By Lesley O’Bryan, Senior Vice President
No doubt, you’re wondering what this title means. Well, it has everything to do with the current and future performance of your travel program and your company. And, I can tell you what it means from your answers to just three questions. These questions probe your company’s view of the travel program, business trips, and travelers in your company today.
Question 1: Which statement most closely portrays your company’s travel program?
- The travel program is designed around what the business hopes/wants the traveler to do, using the prescribed tools, processes, relationships, and goals we have in place.
- The travel program is designed around what travelers need to be smart, productive, connected, and supported before, during and after travel, using a mix of tools, people and preferred relationships that know them over time.
Question 2: Which statement most closely defines a business trip within your company?
- A business trip is a map of a process, or series of steps in a process of decisions to be optimized.
- A business trip is a traveler’s journey comprised of a set of changing interactions that require information, recommended action, and support (often) in real-time.
Question 3: Which statement most closely describes a business traveler in your company?
- A business traveler is an employee of the company who subscribes to the programs and policies set forth by the company to achieve its goals.
- A business traveler is an emissary of the company and its brand, and is directly responsible for the experience customers have with it which affect the company’s growth.
What does this mean for you?
While you may feel conflicted, I intentionally listed only two and opposing responses to each question. This is to showcase the extremes and offer a progressive path forward.
Inside-out view
If you selected the first option in each set, then you and your company have an “inside-out” view of your travel program, business trips, and travelers. This means your processes and policies center on the capabilities, systems, and financial needs of the business. To improve program performance, you tweak or optimize traditional methods. You might automate processes, control costs, or improved traveler management to produce incremental improvements, but their effects diminish over time. This is because the past is derailing how business is changing. It assumes the current business model, culture, workforce, and travel program is as right for today and the future as it was when it was initially created. Many travel managers see some progress but feel unprepared for the next wave of real-time, personalization and digital innovations.
Outside-in view
If you selected the second option in each set, then you and your company have an “outside-in” view of your travel program, business trips, and travelers. This means your program is traveler-centric. I recommend the progressive view for your travel program to keep pace and contribute to your company’s bottom line today, and in the future.
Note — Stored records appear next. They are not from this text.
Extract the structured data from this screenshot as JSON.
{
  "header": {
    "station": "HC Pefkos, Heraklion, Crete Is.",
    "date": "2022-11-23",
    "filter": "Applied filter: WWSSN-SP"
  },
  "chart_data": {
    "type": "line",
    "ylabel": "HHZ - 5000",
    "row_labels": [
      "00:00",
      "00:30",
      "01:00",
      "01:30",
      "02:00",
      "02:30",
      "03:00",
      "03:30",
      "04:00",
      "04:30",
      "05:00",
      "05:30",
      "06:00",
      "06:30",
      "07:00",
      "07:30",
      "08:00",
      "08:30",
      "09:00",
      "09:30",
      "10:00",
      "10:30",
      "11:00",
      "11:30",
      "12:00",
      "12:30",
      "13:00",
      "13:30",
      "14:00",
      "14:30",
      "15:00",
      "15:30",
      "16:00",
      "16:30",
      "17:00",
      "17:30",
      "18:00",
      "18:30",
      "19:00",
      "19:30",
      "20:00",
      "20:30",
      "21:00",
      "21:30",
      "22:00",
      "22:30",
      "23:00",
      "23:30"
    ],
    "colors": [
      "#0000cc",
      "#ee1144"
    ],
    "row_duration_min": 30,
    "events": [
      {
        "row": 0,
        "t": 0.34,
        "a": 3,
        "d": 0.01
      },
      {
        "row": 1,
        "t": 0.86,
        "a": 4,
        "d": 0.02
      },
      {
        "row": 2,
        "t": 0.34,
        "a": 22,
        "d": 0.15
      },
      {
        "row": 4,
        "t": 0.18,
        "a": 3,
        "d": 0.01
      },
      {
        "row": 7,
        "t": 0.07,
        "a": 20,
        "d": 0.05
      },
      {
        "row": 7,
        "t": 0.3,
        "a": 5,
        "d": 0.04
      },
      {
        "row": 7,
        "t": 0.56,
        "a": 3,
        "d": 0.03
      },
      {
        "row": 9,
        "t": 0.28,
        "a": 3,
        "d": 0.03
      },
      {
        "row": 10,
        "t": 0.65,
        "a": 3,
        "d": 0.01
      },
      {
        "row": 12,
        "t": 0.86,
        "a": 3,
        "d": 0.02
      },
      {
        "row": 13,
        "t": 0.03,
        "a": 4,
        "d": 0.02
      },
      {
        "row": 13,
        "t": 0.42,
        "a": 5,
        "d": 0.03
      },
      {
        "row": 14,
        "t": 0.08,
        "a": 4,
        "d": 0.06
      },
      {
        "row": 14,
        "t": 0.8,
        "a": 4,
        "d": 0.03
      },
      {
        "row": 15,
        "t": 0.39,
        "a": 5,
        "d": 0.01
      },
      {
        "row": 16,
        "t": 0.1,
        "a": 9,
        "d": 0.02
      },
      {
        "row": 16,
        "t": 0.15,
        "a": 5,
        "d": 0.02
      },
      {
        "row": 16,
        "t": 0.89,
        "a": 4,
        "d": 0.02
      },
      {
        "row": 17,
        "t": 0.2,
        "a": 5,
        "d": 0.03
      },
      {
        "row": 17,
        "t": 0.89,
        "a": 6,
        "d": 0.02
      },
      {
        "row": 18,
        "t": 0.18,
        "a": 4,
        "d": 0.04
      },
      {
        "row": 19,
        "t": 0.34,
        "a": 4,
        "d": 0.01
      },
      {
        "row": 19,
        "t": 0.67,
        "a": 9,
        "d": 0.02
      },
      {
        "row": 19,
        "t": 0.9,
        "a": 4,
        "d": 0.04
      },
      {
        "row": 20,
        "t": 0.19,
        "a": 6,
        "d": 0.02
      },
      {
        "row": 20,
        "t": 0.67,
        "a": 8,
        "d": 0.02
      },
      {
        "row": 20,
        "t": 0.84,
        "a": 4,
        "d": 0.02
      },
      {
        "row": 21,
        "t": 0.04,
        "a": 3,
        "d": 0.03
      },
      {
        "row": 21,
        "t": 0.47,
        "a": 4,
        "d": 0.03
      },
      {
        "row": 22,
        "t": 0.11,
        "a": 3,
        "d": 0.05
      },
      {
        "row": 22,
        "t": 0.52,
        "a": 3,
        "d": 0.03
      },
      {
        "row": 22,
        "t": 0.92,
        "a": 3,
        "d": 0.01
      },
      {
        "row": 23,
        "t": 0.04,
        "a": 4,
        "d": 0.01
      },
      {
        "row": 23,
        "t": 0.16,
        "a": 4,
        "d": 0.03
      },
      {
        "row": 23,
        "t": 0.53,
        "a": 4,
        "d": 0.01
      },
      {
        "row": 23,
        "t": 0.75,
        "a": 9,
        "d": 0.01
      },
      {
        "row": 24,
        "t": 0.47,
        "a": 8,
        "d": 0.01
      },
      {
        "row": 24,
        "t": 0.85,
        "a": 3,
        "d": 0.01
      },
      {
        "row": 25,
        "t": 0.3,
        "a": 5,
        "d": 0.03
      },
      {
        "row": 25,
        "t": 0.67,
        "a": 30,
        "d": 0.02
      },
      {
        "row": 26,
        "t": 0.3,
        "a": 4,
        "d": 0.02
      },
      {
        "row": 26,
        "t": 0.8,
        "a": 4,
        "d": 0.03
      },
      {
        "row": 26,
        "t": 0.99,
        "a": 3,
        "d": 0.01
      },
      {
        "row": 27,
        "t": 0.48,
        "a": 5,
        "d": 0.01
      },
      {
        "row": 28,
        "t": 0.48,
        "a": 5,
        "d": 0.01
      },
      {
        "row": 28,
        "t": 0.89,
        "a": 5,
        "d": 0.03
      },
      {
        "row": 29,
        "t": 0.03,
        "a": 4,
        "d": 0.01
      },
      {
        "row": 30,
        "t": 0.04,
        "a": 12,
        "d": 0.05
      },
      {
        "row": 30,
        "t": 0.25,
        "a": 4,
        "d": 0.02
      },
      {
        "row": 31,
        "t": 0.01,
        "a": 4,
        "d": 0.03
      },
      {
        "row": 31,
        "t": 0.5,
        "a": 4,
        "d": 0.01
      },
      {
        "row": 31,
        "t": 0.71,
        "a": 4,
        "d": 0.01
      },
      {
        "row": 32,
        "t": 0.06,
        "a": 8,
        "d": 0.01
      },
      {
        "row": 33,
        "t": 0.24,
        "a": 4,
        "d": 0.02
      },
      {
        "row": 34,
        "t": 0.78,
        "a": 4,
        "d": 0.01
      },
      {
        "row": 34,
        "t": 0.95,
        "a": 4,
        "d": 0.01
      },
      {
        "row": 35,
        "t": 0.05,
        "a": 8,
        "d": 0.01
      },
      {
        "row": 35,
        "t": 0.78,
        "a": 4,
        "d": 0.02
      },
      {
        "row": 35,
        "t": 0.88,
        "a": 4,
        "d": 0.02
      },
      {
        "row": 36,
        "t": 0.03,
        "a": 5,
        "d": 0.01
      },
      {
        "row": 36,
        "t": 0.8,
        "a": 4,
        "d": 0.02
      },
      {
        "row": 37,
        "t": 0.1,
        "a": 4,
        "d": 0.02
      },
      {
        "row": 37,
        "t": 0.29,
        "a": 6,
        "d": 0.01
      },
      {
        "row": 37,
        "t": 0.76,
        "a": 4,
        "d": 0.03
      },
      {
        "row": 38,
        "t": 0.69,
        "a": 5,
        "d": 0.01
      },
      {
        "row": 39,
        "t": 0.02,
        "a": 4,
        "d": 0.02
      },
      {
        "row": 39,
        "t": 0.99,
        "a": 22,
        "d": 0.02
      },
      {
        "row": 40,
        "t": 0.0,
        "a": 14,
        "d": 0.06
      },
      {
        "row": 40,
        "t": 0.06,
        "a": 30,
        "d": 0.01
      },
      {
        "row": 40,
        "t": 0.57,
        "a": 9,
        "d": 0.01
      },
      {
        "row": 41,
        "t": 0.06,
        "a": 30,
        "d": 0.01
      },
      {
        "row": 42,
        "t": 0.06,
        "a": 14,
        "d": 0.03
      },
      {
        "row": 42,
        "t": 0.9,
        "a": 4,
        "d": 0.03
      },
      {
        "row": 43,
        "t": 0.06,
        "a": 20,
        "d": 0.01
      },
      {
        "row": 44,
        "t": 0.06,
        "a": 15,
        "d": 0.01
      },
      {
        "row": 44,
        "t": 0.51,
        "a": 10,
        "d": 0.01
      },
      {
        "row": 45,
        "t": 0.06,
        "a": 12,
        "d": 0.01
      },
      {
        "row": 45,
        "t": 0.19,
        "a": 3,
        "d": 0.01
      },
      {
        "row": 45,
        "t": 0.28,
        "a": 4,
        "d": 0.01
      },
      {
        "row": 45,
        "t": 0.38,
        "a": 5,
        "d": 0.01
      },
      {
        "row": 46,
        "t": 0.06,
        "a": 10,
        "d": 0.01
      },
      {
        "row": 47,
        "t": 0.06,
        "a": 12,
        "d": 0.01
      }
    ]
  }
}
This view values travel policy, and a managed approach to travel spend and your company’s goals. But, it requires you to let go of a business trip as a formulaic process. Instead, it encourages design-thinking (like technology companies use) and views a trip as a journey comprised of a set of interactions and real-time decisions for the traveler.
It also means viewing travelers as ambassadors of your company’s brand and treating them as internal customers. It means prioritizing the travelers’ experience and digital opportunities to empower and engage them through service, support, and communications. In exchange, your travelers feel a sense of investment, so they proactively provide feedback, actively support the program, and improve performance. This alignment is critical as companies increasingly view employees as their greatest asset and competitive advantage to grow the business.
This view directly aligns your program with company goals, doing your part to boost employee engagement and connecting travelers to strategic imperatives. It demands adjustments to your travel policy, how you communicate with travelers, and the messages you share so travelers connect the impact of their choices to business performance. It requires procurement to evaluate decisions based on improving the workplace and performance, rather than only focusing on cost and proposed deliverables.
Traveler engagement matters more now than ever
The future of work depends on inspiring a changing global workforce that thinks more like consumers and are co-dependent on technology. The future of travel management depends on removing pain points and distractions to create a better work/travel experience. Traveler engagement offers a blueprint for migrating your program from an “inside-out” to an “outside-in” approach. It is an ongoing and disciplined way of providing timely and relevant information through the channels and tools travelers already use. It offers a strategic way to connect and creative way to market to travelers to solicit their input, guide purchase decisions, provide crisis support, and remedy traveler support issues.